Our work takes three main forms. We provide training and collaborative learning experiences in a range of digital tools and methods, from web scraping, text mining, and geospatial analysis to natural language processing and data visualization. We collaborate on the planning, building, and publication of accessible and engaging digital projects like exhibits, community archives, web publications, and interactive maps. And we provide support for working with data of all kinds (spatial, image, textual, numeric) at all stages of the data lifecycle.
 
Beyond shifting workshops or other interactions online, how has your team revised its approach to engaging students and faculty during the pandemic?

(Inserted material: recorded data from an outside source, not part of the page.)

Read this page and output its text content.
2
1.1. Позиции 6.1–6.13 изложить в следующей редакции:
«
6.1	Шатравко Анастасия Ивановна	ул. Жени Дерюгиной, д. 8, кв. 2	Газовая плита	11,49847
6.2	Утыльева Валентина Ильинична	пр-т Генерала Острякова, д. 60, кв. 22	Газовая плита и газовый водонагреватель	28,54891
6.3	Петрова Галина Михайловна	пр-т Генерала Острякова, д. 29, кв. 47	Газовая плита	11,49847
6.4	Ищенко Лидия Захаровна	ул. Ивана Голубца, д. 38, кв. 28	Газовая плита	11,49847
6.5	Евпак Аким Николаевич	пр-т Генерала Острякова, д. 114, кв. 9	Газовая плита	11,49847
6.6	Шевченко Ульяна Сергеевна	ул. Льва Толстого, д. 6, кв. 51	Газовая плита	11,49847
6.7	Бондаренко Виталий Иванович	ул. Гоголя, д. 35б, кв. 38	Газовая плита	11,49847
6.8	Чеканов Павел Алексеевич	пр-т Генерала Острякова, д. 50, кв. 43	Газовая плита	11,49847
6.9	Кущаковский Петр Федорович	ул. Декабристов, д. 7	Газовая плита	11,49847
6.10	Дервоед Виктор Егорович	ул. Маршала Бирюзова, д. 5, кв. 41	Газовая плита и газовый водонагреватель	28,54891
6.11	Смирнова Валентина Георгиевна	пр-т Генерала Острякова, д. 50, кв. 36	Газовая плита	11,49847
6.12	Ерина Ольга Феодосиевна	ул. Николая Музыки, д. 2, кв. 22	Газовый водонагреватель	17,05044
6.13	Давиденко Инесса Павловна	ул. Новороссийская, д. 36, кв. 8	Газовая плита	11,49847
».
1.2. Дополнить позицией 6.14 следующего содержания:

Towards the end of last year, we began trying to combat Zoom fatigue by offering more innovative programming, such as building Jupyter Notebook environments that allow people to play with digital collections and data in a controlled and stable way; hosting a Mapping and GIS Club and a Data Ethics discussion group that combined readings, practical experimentation, and play; and offering data management games and slideshow karaoke sessions to help people improve their research communication skills. Moving forward, we are hoping to partner across campus to offer disciplinary-specific, bite-sized, engage-anywhere modular sessions on different aspects of digital and data-driven scholarship.
 
What challenges and opportunities will affect your work most in the near future?
The biggest challenges that we face as a society—systemic racial and social inequities, climate change, huge political divides, this pandemic—are also an opportunity for thinkers and doers, humanists and scientists, to come together to research, dream up, prototype, and implement solutions that really could help us shift course. The ability to gather, work with, manage, interpret, visualize, and communicate data in an equitable way is going to be central to that—and my team, along with our subject-specialist librarian colleagues—are here to help.